When two friends / colleagues / strangers decide they want to breed their dogs how do the financial side of things work out ?

Let's just say the bitch threw out 8 puppies and they were eventually sold for $1000 each............................

Does the person with the male just receive an initial stud / service fee and that is that or are they due a piece of the puppy pie ?

Do you share the rearing costs for the first 8 weeks or ....again.....see question 1 !

Just interested.


----------



## selzer (May 7, 2005)

Usually the litter is owned by the bitch's owner, and she pays a stud fee and the stud owner is then compensated. 

Sometimes the stud owner wants one or even two puppies instead. It would have to be a super stud to be worth two puppies, but I have heard of that. Then things get more complicated. Does the stud owner get a pick puppy? If so, get it all in writing. What if there is only one puppy? Do you get a repeat mating, is the puppy the stud owners, etc, etc.

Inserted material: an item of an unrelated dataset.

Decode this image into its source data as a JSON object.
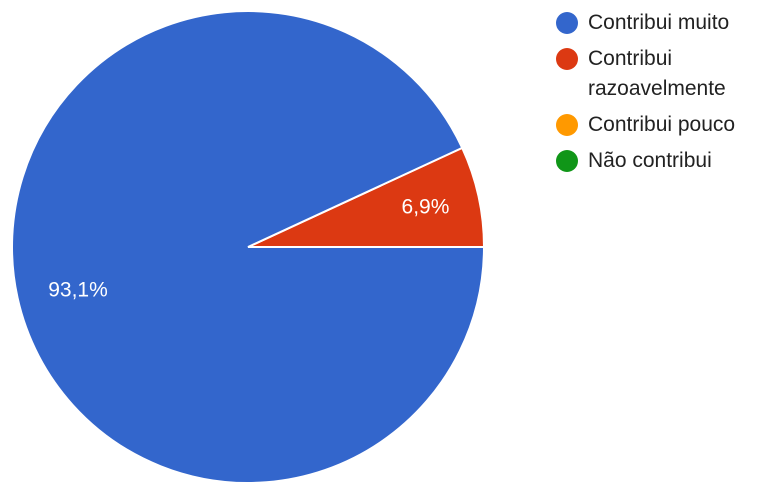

Normally, if there is no litter the stud owner will allow a repeat mating on the next cycle. 

I think that most issues between stud owner and bitch owner occur when everyone is not clear about situations that may arise, like one puppy, no puppies, a litter is whelped but does not survive and so forth. 

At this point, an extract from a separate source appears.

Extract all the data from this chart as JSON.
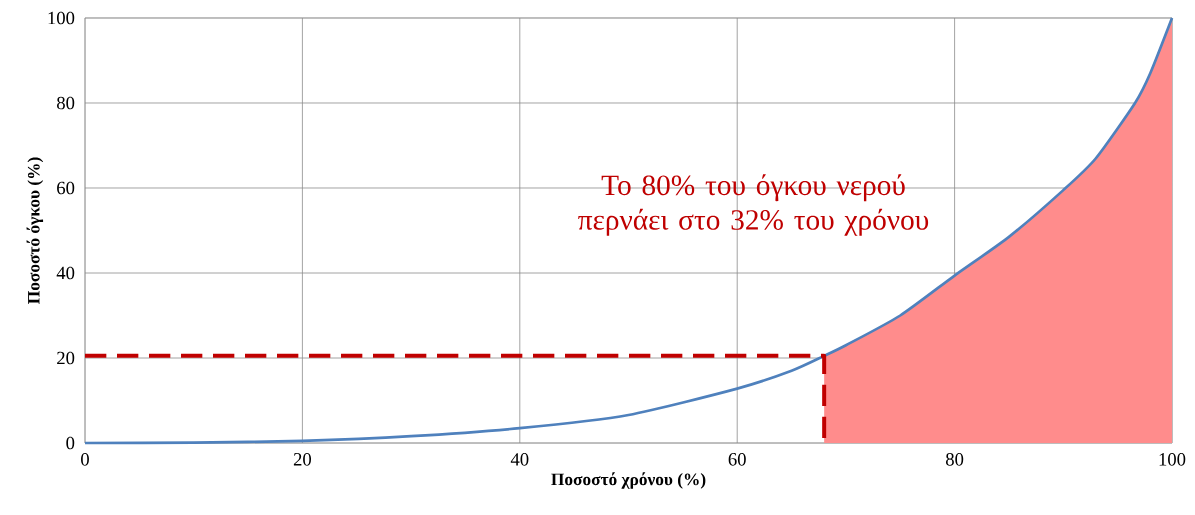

The bitch should remain with the puppies until five or six weeks, and she should be kept where she is familiar and with people she loves. The IDEA of someone else caring for my bitch for six normal weeks is insanity, someone else raising and whelping a litter -- uhm no. 

But if the person most interested in breeding is the stud owner, and he convinced the bitch owner to have a litter, and that he will take the whole litter and pay all the costs, and give some compensation or a puppy to her for it, well I suppose that is possible. 

I think it is safe to say that normally, the stud owner pays nothing, save a brucellosis test. The bitch owner pays for her vaginal culture, cost of AI if necessary, cost of c-section if required, x-rays if desired, all food, all supplies, all papers, everything AND the stud fee. The litter is hers, and she gets the say $1000 per.


----------



## elisabeth_00117 (May 17, 2009)

Men always have it easy don't they? 

One of the many reasons why I will never be a breeder!


----------



## selzer (May 7, 2005)

Here, here!!!


----------